Pathological effect of infectious bronchitis disease virus on broiler chicken trachea and kidney tissues.

AIM: This study aimed to investigate the pathological effects of the infectious bronchitis virus (IBV) on chicken trachea and kidney tissues and also desired to diagnose the virus genome using a molecular tool.
MATERIALS AND METHODS: Twenty trachea and kidney samples collected from one broiler farm contain 10,000 chickens at Tikrit city. The chickens showed signs of gasping and mortality (20%) at early ages (20 days old), the presence of IBV investigated using conventional reverse transcriptase-polymerase chain reaction technique with routine histopathological study to tracheal and renal tissue.
RESULTS: Postmortem lesion showed severe respiratory inflammation with abscesses at tracheal bifurcation lead to airway blog. Molecular results showed two genotypes of IBV, one of them not included in primer designer research. The histological study showed different stages of inflammation, degeneration, and necrosis to the renal and tracheal tissues.
CONCLUSION: The respiratory and renal pathological effect of the virus responsible for the symptoms appeared on the affected chicks that caused mortality, with a high probability of presence of a new viral genotype added to the untranslated region. Copyright: © Hasan, et al.

Introduction

Infectious bronchitis disease one of the viral diseases that affect poultry worldwide, causing economic losses, especially in small ages leading to growth retardation, loss of appetite, and mortality [1]. Chicken and other avian species are considered the natural host of the virus [2]. Infectious bronchitis is an air-born disease transmitted through direct and indirect routes [3]. Infections bronchitis virus (IBV) belongs to the Coronaviridae family is a single positive-sense RNA consist of about 27 Kb encoding to four structural proteins named nucleocapsid (N), membrane (M), envelope (E), and spike (S) proteins [4]. The disease has many pathological effects on vital organs that lead to low egg production and quality; the virus also causing renal damage and is considered a predisposing factor for respiratory bacterial infection specially airsacculitis [5]. Vaccination failure against IBV frequently occurs due to the genetic material evolution of the virus [6]. Many serotypes were identified including Massachusetts (Mass)-type [7] and QX genotype strains [8]. Genotypes and variants added a huge data impact on the genetic diversity of IBV [9]. Lack of cross-protection between IBV genotypes and emerging of new genotypes was always a problem in controlling and preventing the disease [5,10,11]. Several methods used for diagnosis of IBV, including the reverse transcriptase-polymerase chain reaction (RT-PCR) which consider a useful tool in comparing with serological methods [12].
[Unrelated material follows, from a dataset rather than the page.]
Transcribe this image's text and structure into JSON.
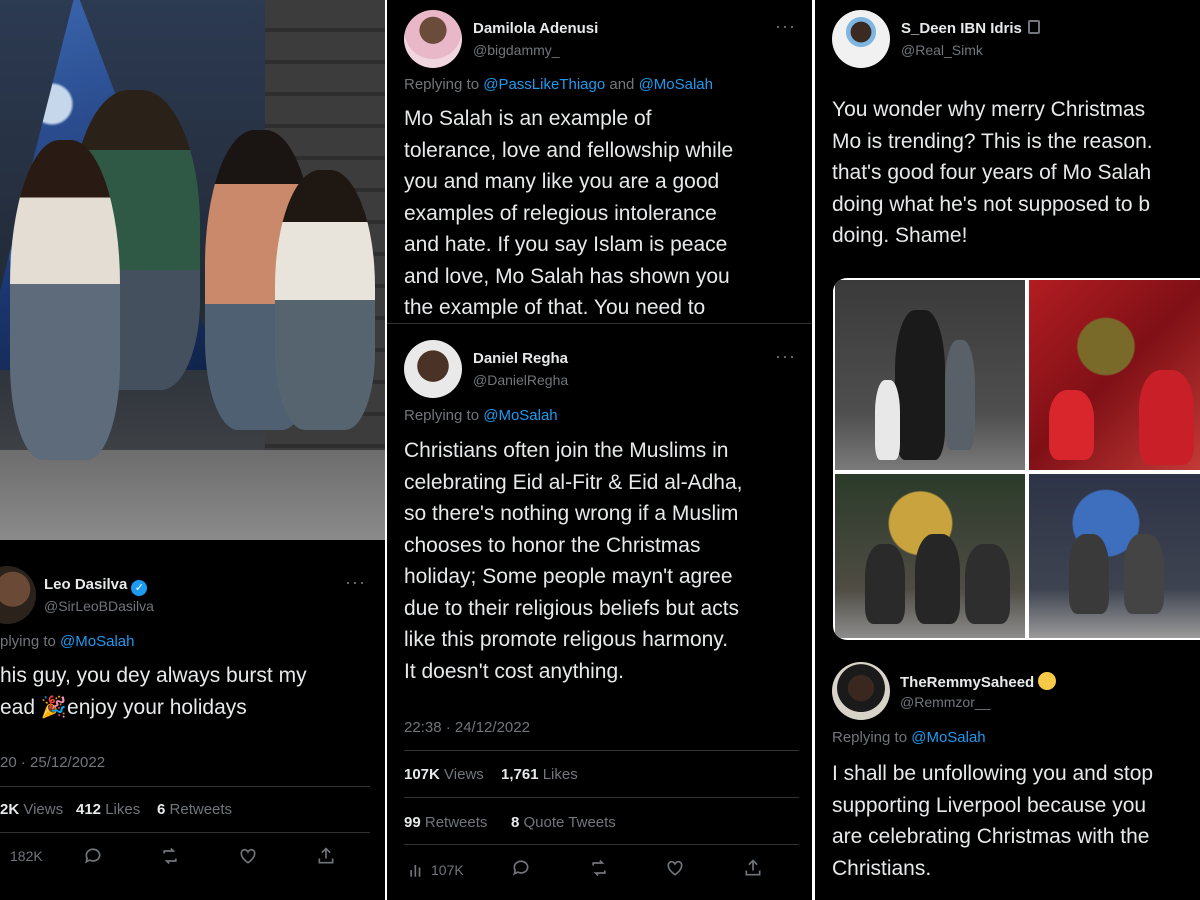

Untranslated regions (UTR), which have high identification characteristics in reverse of the S1 region of the IBV genome, are used for rapid detection and classification for several IBV strain by generating PCR products ranged from 200 bp to 433 bp [13]. The hypervariable region of UTR that includes conserved flanking regions is the main characteristic feature of this region used as a diagnostic tool among different IBV strains [14]. Although this region used in differentiation between two strains, it is also used to show the similarity between other avian species viruses depending on UTR. Leghari et al. [15] showed that turkey coronavirus has a resemblance more than 78% when it compared with IBV. UTR also harbor the structural elements involved in replication and translation [16].

This study aimed to diagnose of IBV in suspected farm animals and to prevail the pathological effect of the virus on tracheal and renal tissue.

Materials and Methods

Ethical approval

This study does not require ethical approval. However, all applicable international, national, and institutional guidelines for the care and use of animals were followed during the sample collection.

Samples collection and histological preparation

In January 2019 tissue samples were collected from the suspected farm during IBV outbreak at Tikrit city. Kidneys collected from 20 suspected animals transported in the icebox to Laboratories of Tikrit University, piece of each sample stores at −85°C for molecular investigation, while the whole samples kept in 10% formalin 24 h before it was placed in 70% ethanol and sent to laboratories for routine histological preparation [17]. The samples that showed positive IBV in the PCR test were sent for further pathological study while negative samples were neglected.

Viral RNA extraction

Total RNA extracted from animal tissue using QIAzol® (Germany) reagent, 100 mg of tissues cut into pieces with surgical blades and homogenized using of liquid nitrogen, procedure preceded, according to the manufacture instructions. RNA dissolved in 50 μL DEPIC treated water and stored at 85°C until the time of use.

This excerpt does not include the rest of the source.